I have a one-table database containing a mixture of records -- news items, comments, folders, Web links, etc.
id int(11) NOT NULL auto_increment,
parent int(11),
title varchar(80) NOT NULL,
author varchar(80),
text longtext,
type tinyint(4),
pubdate timestamp(14),
... and so forth. Multiple comments are "attached" to an item by setting "parent" equal to the id of the parent. So, to get all of the comments related to item 5, I can do this:
SELECT * FROM item WHERE type=2 AND parent=5;
OK, so now here's what I want to do. I want to get the IDs of the six items that have spawned the most RECENT comments, AND the id of the most recent comment itself.
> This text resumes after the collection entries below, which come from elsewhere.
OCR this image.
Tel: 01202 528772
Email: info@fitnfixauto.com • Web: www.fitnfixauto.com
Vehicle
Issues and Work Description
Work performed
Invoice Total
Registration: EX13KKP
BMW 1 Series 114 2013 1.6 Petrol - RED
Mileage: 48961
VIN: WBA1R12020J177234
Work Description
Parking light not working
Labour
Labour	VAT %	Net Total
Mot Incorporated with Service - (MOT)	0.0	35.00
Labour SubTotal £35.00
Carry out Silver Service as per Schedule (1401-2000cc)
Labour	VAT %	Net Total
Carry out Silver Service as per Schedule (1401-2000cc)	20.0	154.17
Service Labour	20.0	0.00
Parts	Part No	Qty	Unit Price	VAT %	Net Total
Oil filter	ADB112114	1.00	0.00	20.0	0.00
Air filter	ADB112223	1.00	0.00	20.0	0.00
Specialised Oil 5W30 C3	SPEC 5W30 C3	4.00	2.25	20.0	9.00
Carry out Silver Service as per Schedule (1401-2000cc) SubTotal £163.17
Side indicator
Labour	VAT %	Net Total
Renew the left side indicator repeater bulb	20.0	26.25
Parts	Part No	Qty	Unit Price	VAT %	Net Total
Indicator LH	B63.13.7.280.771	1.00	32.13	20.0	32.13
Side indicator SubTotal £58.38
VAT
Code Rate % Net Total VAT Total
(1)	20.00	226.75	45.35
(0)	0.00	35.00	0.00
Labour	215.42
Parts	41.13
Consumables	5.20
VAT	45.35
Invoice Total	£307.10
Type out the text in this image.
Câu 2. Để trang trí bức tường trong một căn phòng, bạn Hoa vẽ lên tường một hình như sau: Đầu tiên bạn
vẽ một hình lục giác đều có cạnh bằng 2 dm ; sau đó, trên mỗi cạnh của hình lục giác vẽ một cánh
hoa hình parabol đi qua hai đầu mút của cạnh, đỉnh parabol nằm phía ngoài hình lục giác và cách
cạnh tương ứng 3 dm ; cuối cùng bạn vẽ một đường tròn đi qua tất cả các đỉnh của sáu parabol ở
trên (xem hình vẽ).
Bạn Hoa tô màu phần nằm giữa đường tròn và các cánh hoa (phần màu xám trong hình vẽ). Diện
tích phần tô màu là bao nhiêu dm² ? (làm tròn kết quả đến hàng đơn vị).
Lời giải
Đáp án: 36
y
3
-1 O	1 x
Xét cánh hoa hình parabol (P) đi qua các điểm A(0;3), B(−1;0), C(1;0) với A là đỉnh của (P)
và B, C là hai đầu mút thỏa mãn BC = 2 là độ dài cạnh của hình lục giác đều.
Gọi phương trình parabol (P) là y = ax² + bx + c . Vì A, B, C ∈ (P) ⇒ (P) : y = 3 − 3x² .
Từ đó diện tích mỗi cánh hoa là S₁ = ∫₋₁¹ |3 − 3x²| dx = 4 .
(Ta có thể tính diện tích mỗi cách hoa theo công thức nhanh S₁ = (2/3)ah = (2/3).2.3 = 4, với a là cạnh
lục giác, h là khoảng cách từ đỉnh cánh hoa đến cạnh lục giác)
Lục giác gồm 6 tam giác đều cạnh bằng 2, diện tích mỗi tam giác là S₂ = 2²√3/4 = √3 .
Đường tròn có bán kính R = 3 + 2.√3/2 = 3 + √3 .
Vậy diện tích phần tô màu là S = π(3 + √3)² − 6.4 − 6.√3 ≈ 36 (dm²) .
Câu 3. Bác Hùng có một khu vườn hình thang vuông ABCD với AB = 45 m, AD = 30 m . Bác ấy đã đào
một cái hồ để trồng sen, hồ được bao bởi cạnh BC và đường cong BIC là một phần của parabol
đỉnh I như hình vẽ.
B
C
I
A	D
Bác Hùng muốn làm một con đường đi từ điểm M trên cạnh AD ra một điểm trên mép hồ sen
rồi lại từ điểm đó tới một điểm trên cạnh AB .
Easier said than done. I started out by selecting for discussions and referencing the "parent" field of the result set:
SELECT parent, id FROM item WHERE type=2 ORDER BY pubdate DESC LIMIT 6;
However, this gives me potential duplicate parents, since an item might have spawned two or three comments in the last couple of minutes. I want six unique parent IDs with the most recent timestamps. So I tried:
SELECT DISTINCT parent, id ....
... but the result set was not accurate; it appeared to be ignoring the ORDER BY clause. I tried GROUP BY parent with the same effect.
Eventually I worked around this by doing a SELECT with no DISTINCT keyword or LIMIT clause (grabbed the entire data set).
I then implemented the equivalent of DISTINCT in PHP, by shoving "parent" into an array and checking it on each iteration through a loop, and implemented LIMIT with a counter.
But it ought to be much faster to do this in SQL. So, the question is: What am I missing? Is there a way, given the limitations of mysql 3.x?